In creating TEI-encoded texts, there exist all of the same opportunities for error that plague any kind of publication. There will inevitably be challenges in maintaining the consistency and accuracy of both the transcription and the encoding process, and these challenges increase with the number of people involved and also with the complexity and detail of the encoding. However, because the encoding can be read and examined with XML-aware software tools, errors and inconsistencies in the encoding can be discovered and sometimes even fixed automatically. There are also various techniques (some obvious and familiar, others less so) for catching errors of transcription. We discuss below some methods that have been used by the WWP and other text encoding projects, which may prove useful.
Both hand transcription and OCR produce texts which are likely to contain typographical errors, no matter how much care is taken to avoid them. Probably the most accurate method of text capture is double keying by a vendor, in which the text is typed in twice and the results are compared, revealing any typographical errors; the results from this process can be as low as one character error in 20 pages of text (99.995%). However, even with this method you will need to be prepared to check the output you receive to make sure it meets the specified levels of accuracy. And with any other transcription method, proofreading will be an essential part of your work flow.
Proofreading an XML-encoded document is slightly more complex than proofreading an ordinary transcription, because some of the information you are checking may be captured in the encoding itself rather than in the content. For instance, if you are representing typographical errors in the original by encoding both the error and a corrected reading, you need to ascertain that both are correct. This means that whatever means you use to display or print the text for proofreading will need to provide access to both readings in some manner. Similarly, any information about presentation (such as font shifts, indentation, and so forth) will need to be made available for proofreading. It is not difficult to design a proofreading output (either printable or viewable online) that will show all the information you need in a meaningful way, but it may take some thought and also some training of your proofreaders to make sure that they understand what they are supposed to be looking for. You can also proofread the XML-encoded file itself (again, by printing it out or viewing it online), and this can be very helpful as a way of identifying errors in the encoding itself, but it may be harder to catch typographical errors in the transcription using such a view, because the presence of the markup may pose a distraction. We recommend two proofreading passes, one in which the XML itself is proofread, and then a second pass using some form of formatted output to allow the proofreader to catch any errors that slipped through the first pass. In both cases, the proofreader would be comparing the text against the source copy, line by line. This is particularly important if your transcription captures old-style spellings or errors in the original, which cannot be checked without reference to the source.

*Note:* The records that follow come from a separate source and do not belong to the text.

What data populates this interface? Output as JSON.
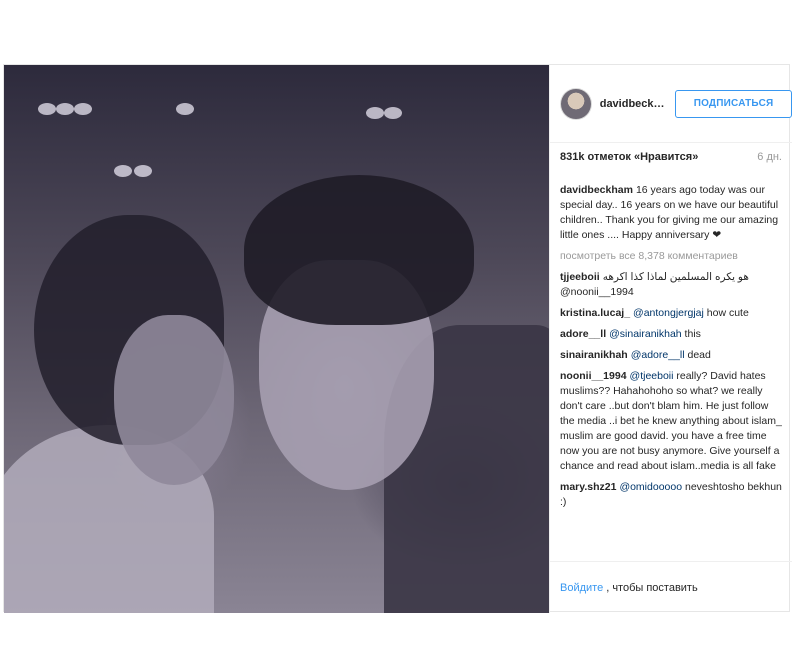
{
  "header": {
    "username": "davidbeck…",
    "follow_label": "ПОДПИСАТЬСЯ"
  },
  "meta": {
    "likes": "831k отметок «Нравится»",
    "time": "6 дн."
  },
  "caption": {
    "user": "davidbeckham",
    "text": "16 years ago today was our special day.. 16 years on we have our beautiful children.. Thank you for giving me our amazing little ones .... Happy anniversary ❤"
  },
  "view_all": "посмотреть все 8,378 комментариев",
  "comments": [
    {
      "user": "tjjeeboii",
      "mention": "",
      "text": "هو يكره المسلمين لماذا كذا اكرهه @noonii__1994"
    },
    {
      "user": "kristina.lucaj_",
      "mention": "@antongjergjaj",
      "text": " how cute"
    },
    {
      "user": "adore__ll",
      "mention": "@sinairanikhah",
      "text": " this"
    },
    {
      "user": "sinairanikhah",
      "mention": "@adore__ll",
      "text": " dead"
    },
    {
      "user": "noonii__1994",
      "mention": "@tjeeboii",
      "text": " really? David hates muslims?? Hahahohoho so what? we really don't care ..but don't blam him. He just follow the media ..i bet he knew anything about islam_ muslim are good david. you have a free time now you are not busy anymore. Give yourself a chance and read about islam..media is all fake"
    },
    {
      "user": "mary.shz21",
      "mention": "@omidooooo",
      "text": " neveshtosho bekhun :)"
    }
  ],
  "footer": {
    "login": "Войдите",
    "rest": ", чтобы поставить «Нрави…"
  },
  "icons": {
    "avatar": "avatar-image"
  },
  "colors": {
    "accent": "#3897f0",
    "mention": "#003569",
    "muted": "#999999"
  }
}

The simplest kinds of encoding errors are errors of invalidity and ill-formedness: cases where the XML markup is simply broken. The easiest way to deal with such errors is to prevent them before they occur. A good XML editor (some are described in the section on )transcription and markup will ensure that your XML is well-formed, and will read your schema (the rules that define the structure of your documents) and know what elements are valid. Software of this sort will help constrain your encoding so that invalid markup is identified immediately (or, better still, is prevented before it happens) and can be fixed promptly. It can also help encoders identify the correct element to use, and can thus prevent common mistakes. Creating many kinds of XML errors under these circumstances will actually take some ingenuity, or else gross inattention and negligence. As a final safeguard, it is essential to check the validity of every file as part of your regular error-checking process.
If you are using good XML editing software to support your transcription, the simple kinds of encoding errors described above will be blessedly rare. However, XML software can only prevent errors involving violations of the rules established in your schema. Encoding errors that involve using the wrong element—as long as that element does not violate those rules—will not be caught. Because humanities texts are so complex, the TEI schema is necessarily complex as well, and there are typically a fairly large number of elements that are valid in any given context. If an encoder encodes a passage of text as verse rather than prose, or encodes a word as a place name rather than a personal name, the XML software has no way of noticing the error. For this reason, it’s important to have additional mechanisms in place for checking the encoding. These mechanisms can take several forms.